LE CAIRE (AFP) - Les Egyptiens ont voté mardi pour des élections municipales boycottées par l'opposition islamiste, sur fond d'une tension sociale qui a fait un mort dans une cité ouvrière du delta du Nil.
"Les résultats étaient connus d'avance, le parti au pouvoir à déjà emporté les deux tiers des sièges faute de la moindre concurrence", note l'ONG Egyptian Organisation of Human Rights (EOHR), résumant l'absence de suspens.
Les bureaux de vote ont fermé à 19H00 locales (17H00 GMT). Les votants étaient appelés à élire les maires de 52.000 localités de ce pays de près de 80 millions d'habitants, dont 35,6 millions d'électeurs.
Aucun taux de participation -généralement très faible- n'a été fourni par le ministère de l'Intérieur. Les résultats officiels seront annoncés par les gouverneurs des provinces à partir de mercredi.
Mais si ce scrutin ne menacera pas le régime du président Hosni Moubarak, il s'est déroulé dans une grande tension sociale en raison d'une flambée des prix et une pénurie du pain subventionné.
Un adolescent de 15 ans a été tué par un tir policier lors de heurts dans la mardi avant l'aube à Mahalla al-Kobra, un centre de l'industrie textile à 120 km au nord du Caire, selon des services de sécurité.
Après cette annonce, le Premier ministre Ahmad Nazif et d'autres membres du gouvernement se sont déplacés sur les lieux pour tenter de désamorcer la contestation, encore localisée.
Une prime de d'un demi-mois de salaire pour les ouvriers du textile, et d'un mois pour les 24.000 ouvriers de la grande usine textile d'état de Mahalla al-Kobra a été annoncée.
Il y a deux ans, c'est de là qu'était parti un grand mouvement de grèves qui avait gagné le secteur textile public, le second secteur industriel du pays.
Depuis dimanche, les heurts à Mahalla al-Kobra ont fait plus de 80 blessés, dont certains grièvement touchés, selon une source médicale. 331 personnes arrêtées ont été placées en garde à vue pour quinze jours.
Parallèlement, le vote s'est poursuivi dans le pays sans incidents notables mais avec une faible participation apparente, selon les premiers rapports de l'EOHR.

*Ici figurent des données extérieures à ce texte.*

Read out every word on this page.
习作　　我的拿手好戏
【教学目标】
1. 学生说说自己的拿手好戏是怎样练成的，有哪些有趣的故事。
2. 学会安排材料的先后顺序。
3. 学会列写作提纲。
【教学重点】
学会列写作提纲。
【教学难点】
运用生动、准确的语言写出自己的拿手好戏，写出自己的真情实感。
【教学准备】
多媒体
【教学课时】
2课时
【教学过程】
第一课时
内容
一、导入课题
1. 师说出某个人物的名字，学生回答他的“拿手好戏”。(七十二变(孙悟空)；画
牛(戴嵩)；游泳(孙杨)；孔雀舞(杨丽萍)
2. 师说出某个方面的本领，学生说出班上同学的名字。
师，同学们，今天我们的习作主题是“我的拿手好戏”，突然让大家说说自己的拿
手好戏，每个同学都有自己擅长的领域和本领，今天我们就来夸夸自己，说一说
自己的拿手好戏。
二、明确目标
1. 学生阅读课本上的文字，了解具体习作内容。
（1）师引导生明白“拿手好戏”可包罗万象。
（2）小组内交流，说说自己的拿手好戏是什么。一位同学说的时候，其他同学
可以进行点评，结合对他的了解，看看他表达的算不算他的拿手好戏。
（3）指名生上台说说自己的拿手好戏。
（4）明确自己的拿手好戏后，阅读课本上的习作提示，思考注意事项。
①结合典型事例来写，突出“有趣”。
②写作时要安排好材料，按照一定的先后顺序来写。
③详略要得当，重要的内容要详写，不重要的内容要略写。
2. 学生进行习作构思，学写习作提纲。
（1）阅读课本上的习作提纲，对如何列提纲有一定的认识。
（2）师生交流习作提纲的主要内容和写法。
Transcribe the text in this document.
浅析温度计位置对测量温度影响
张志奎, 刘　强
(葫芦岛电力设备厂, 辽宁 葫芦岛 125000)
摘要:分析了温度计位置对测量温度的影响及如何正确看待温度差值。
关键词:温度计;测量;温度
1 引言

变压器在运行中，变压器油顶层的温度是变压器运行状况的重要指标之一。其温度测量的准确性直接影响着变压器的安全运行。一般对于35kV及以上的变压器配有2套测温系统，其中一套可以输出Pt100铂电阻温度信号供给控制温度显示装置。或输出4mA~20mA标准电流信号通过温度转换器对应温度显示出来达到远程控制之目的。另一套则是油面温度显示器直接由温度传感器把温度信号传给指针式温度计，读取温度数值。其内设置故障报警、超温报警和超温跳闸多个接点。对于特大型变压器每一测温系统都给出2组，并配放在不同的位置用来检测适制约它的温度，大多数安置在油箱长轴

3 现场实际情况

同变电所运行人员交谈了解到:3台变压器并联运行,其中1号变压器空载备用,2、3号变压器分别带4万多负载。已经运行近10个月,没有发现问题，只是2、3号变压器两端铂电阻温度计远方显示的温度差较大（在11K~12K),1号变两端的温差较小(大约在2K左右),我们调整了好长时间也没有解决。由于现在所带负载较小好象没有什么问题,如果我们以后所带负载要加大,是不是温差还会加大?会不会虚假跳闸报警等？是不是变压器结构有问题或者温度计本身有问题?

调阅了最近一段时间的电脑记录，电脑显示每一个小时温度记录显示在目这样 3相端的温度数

Une autre ONG, Egyptian Association for Supporting Democracy (EASD), a indiqué que ses observateurs avaient été empêchés d'opérer dans une demi-douzaine de gouvernorats, et certains interpellés. Elle détaille quelques cas d'intimidation ou de fraudes.
Déjà mis de facto hors jeu par le pouvoir, les Frères musulmans, le principal mouvement de l'opposition islamiste dont les candidats ont été victimes de rafles ou empêchés de se présenter, avaient appelé à boycotter le scrutin.
Dix-neuf militants de ce mouvement interdit mais toléré ont été arrêtés, a affirmé à l'AFP Mohammed Habib, numéro deux des Frères musulmans, estimant qu'il s'agissait d'une réaction du pouvoir à ce boycott.
Le parti au pouvoir, le Parti national démocrate (PND), est présent partout avec ses 52.000 candidats qui submergent un millier de candidats d'un camp adverse divisé, du parti libéral Wafd aux communistes du Tagammou.
Cette consultation avait été reportée en 2006, le pouvoir redoutant de voir se rééditer une percée des islamistes. Les Frères musulmans avaient remporté un siège sur cinq aux législatives de 2005.
Plus haut dignitaire musulman d'Egypte et proche du pouvoir, le cheikh d'Al-Azhar, Mohammad Sayyed Tantaoui, avait lancé un appel en faveur du vote, estimant qu'il s'agissait d'un devoir pour tout musulman.
Parmi les rares votants rencontrés par l'AFP, certains exprimaient l'espoir d'une élection transparente. Les ONG égyptiennes et internationales affirment que les scrutins en Egypte sont toujours entachés d'une fraude massive.
"Je vote dans l'espoir d'une vie moins dure, sans pénurie de pain. Espérons que le scrutin ne soit pas truqué comme d'habitude", a affirmé Mohamed Abdel Meguid, 28 ans, venu voter dans une école du Caire.